Recent polls also raise questions about the timing of a rebound in business travel and its possible replacement by virtual meeting platforms. In a survey by Institutional Investor magazine last month, more than half of the chief information officers, portfolio managers and other investment decision makers said they did not expect to travel again until November and December, at the earliest. And 93 percent of the more than 300 global companies surveyed in May by the BCG Henderson Institute, the research organization of the Boston Consulting Group, expected to permanently change “remote-working and meeting policies,” while 66 percent anticipated permanently changing travel policies.
Typical of the people who would normally be traveling for work but aren’t is Erin Eckert, director of the infectious-disease portfolio at the nonprofit organization RTI International in Washington.
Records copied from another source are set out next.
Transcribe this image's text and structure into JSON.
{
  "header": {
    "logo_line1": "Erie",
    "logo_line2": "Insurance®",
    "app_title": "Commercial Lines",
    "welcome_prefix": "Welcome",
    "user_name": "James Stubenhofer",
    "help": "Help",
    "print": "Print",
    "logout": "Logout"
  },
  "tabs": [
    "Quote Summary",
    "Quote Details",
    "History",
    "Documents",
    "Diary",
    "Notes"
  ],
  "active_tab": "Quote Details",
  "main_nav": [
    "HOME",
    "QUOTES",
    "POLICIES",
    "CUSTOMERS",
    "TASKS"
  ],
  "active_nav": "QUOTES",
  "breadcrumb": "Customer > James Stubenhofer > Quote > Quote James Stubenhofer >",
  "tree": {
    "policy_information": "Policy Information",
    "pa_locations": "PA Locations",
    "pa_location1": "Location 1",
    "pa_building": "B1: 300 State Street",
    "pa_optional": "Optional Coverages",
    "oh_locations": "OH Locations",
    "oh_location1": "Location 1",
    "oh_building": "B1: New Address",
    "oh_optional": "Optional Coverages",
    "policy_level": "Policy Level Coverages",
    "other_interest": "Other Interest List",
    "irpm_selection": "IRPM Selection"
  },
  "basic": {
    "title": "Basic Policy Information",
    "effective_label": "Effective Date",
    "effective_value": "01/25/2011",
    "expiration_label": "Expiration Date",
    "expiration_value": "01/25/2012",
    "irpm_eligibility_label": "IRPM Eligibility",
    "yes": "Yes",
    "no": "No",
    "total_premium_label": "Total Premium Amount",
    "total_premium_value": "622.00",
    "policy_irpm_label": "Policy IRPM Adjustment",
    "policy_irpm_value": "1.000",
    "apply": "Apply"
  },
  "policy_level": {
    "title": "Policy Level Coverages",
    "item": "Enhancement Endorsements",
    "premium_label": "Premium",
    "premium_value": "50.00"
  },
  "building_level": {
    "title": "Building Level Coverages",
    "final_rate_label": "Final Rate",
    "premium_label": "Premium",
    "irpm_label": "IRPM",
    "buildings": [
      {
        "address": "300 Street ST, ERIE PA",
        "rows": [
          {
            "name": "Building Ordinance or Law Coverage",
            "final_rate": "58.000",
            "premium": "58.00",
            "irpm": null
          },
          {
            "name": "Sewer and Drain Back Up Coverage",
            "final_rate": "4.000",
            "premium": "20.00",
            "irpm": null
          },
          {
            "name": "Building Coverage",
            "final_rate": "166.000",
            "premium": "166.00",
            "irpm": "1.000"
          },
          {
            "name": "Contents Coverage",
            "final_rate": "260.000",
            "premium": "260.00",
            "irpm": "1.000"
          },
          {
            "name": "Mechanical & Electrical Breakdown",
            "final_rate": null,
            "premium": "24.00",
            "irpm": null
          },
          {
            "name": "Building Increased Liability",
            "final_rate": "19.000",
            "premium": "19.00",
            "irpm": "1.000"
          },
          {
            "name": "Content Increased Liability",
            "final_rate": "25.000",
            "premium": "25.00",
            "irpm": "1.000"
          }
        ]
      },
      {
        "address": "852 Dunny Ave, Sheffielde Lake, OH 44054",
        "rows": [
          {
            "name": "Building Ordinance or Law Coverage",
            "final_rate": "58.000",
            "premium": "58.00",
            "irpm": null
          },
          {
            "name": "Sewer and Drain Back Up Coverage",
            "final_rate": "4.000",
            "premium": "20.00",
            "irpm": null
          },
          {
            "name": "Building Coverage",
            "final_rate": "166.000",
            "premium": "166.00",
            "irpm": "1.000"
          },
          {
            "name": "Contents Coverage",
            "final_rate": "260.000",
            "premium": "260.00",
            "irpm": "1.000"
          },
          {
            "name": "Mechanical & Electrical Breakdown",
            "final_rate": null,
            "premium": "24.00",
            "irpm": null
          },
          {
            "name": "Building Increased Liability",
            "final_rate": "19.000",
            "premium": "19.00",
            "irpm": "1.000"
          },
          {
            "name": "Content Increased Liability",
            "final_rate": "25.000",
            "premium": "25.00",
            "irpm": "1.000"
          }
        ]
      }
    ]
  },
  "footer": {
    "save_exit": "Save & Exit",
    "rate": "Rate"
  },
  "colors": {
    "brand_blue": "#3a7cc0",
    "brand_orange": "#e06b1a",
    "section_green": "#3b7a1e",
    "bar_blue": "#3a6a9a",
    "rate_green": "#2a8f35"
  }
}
Before the pandemic, she spent about a quarter of her time traveling for malaria-related research across Africa. Now she is grounded indefinitely, working out of her home.
Then there are self-employed business travelers whose visits to clients’ offices have been suspended, like Paul Grizzell, an organizational consultant in Woodbury, Minn.
Mr. Grizzell, who used to spend three weeks each month visiting clients, mostly in the United States, hasn’t traveled since late February, he said. Instead, he has been working with clients remotely on Zoom, which, he said, “is not the same as being in a conference room with a team of people, working on a business problem, eating lunch together, catching up on family.”
He hopes to resume his domestic business trips this summer and international travel “maybe in December or January,” once his clients return to their offices.
Among the challenges with resuming business travel are the varying guidelines put out by airports and airlines. For companies to be comfortable sending employees on business trips, “there have to be somewhat consistent, clearly communicated guidelines,” said Mike Janssen, global chief operating officer and global chief commercial officer of BCD Travel, a travel management company.